For as long as I have been in Phi Rho, I have served on the Panhellenic Diversity and Inclusion Committee. As a part of that committee, I helped to lead initiatives in feminism, disability rights, and LGBTQ+ acceptance. While change has been slow and difficult, I have found that things are starting to change in the Panhellenic Council - most recently when I advocated for the creation of Panhel sponsored LGBTQ+ support events every semester and advocated for Panhel to create partnerships with the Disability Resource Center, performing accessibility audits of bylaws, and accept accommodations for all sorority events. In the time I have spent on the committee, I know that we have been effective in challenging people to think outside their own biases, providing education and leadership training, as well as events for visibility. I have seen change, I just work towards a future where even more robust and sweeping change will occur. Within Phi Rho, I believe that our chapter has changed immensely for the better, including my and other E-board members’ efforts to create a permanent Diversity and Inclusion officer position who can serve as a go-to reference on making our chapter a more inclusive place. Sororities have much further to go in terms of visibility, openness, and acceptance, but I take pride in knowing that I am doing my best to advocate for all of the people in Phi Rho.

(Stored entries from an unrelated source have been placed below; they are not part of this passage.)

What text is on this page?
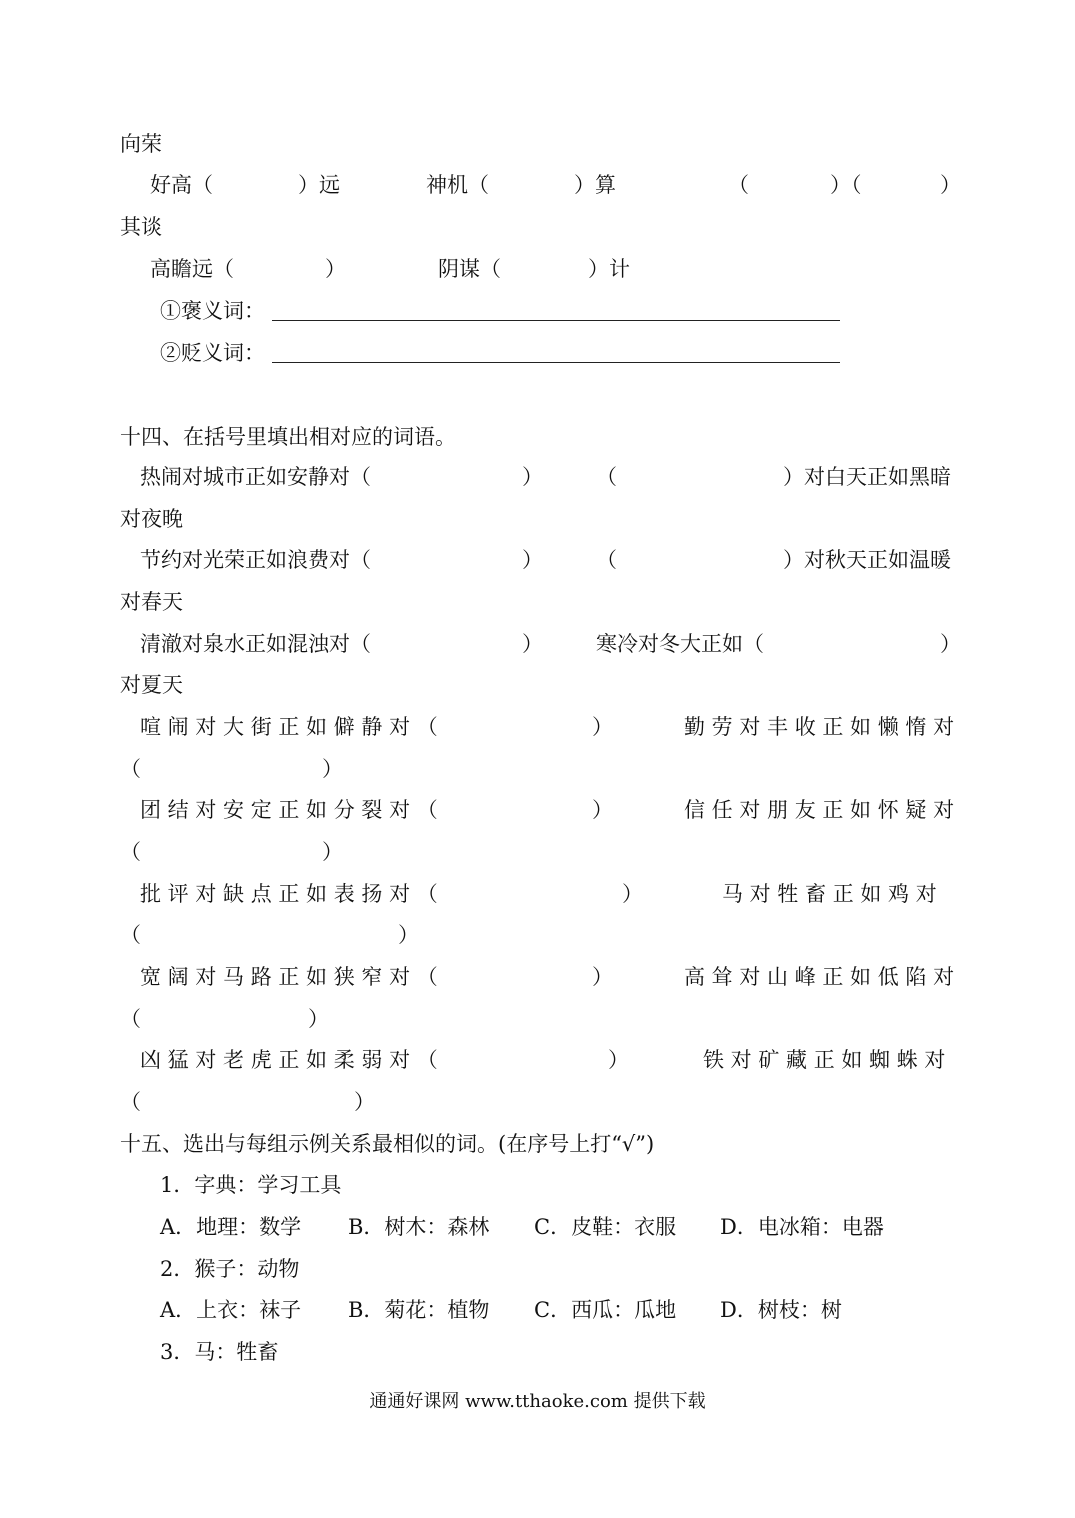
向荣
好高（	）远	神机（	）算	（	）（	）
其谈
高瞻远（	）	阴谋（	）计
①褒义词：
②贬义词：
十四、在括号里填出相对应的词语。
热闹对城市正如安静对（	）	（	）对白天正如黑暗
对夜晚
节约对光荣正如浪费对（	）	（	）对秋天正如温暖
对春天
清澈对泉水正如混浊对（	）	寒冷对冬大正如（	）
对夏天
喧 闹 对 大 街 正 如 僻 静 对 （	）	勤 劳 对 丰 收 正 如 懒 惰 对
（	）
团 结 对 安 定 正 如 分 裂 对 （	）	信 任 对 朋 友 正 如 怀 疑 对
（	）
批 评 对 缺 点 正 如 表 扬 对 （	）	马 对 牲 畜 正 如 鸡 对
（	）
宽 阔 对 马 路 正 如 狭 窄 对 （	）	高 耸 对 山 峰 正 如 低 陷 对
（	）
凶 猛 对 老 虎 正 如 柔 弱 对 （	）	铁 对 矿 藏 正 如 蜘 蛛 对
（	）
十五、选出与每组示例关系最相似的词。(在序号上打“√”)
1．字典：学习工具
A．地理：数学 B．树木：森林 C．皮鞋：衣服 D．电冰箱：电器
2．猴子：动物
A．上衣：袜子 B．菊花：植物 C．西瓜：瓜地 D．树枝：树
3．马：牲畜
通通好课网 www.tthaoke.com 提供下载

Has Phi Sigma Rho provided you any sense of community or support as a member of the LGBTQ+ community? If so, how?
Phi Rho has hands down been my greatest supporter as a member of the LGBTQ community. My sisters are not only my greatest friends, but they are my greatest sounding boards. When I felt completely disconnected from the LGBTQ community, Phi Rho brought me many sisters who were experiencing the same emotions. On a national level, a Phi Rho alumna was the first person to introduce me and other sisters in my chapter to the national Out for Undergrad Conference, which connected me to networking and professional development opportunities I could have never dreamed of. Phi Rho provided me with the support network that encouraged me to come out and be visible at every opportunity, and continues to inspire me to this day.
What can sisters in Phi Sigma Rho and in the greater engineering community do to be better allies for their peers in the LGBTQ+ community?
I think that the biggest thing a sister of Phi Rho can do is educate themselves. So often we put the burden of education on the underrepresented community itself, when in reality, more than anything we need allies to be educated and check in on us. We need sisters to make their chapters welcoming places where there is no fear of judgment from the start. Sororities often have an image of being exclusive to people who are different - make policies that allow for all varieties of gender expressions and sexual orientations. If you are an ally, make that known to your chapter or alumni association, telling those around you that you are there for support and encouragement. You really have the power to change someone’s life.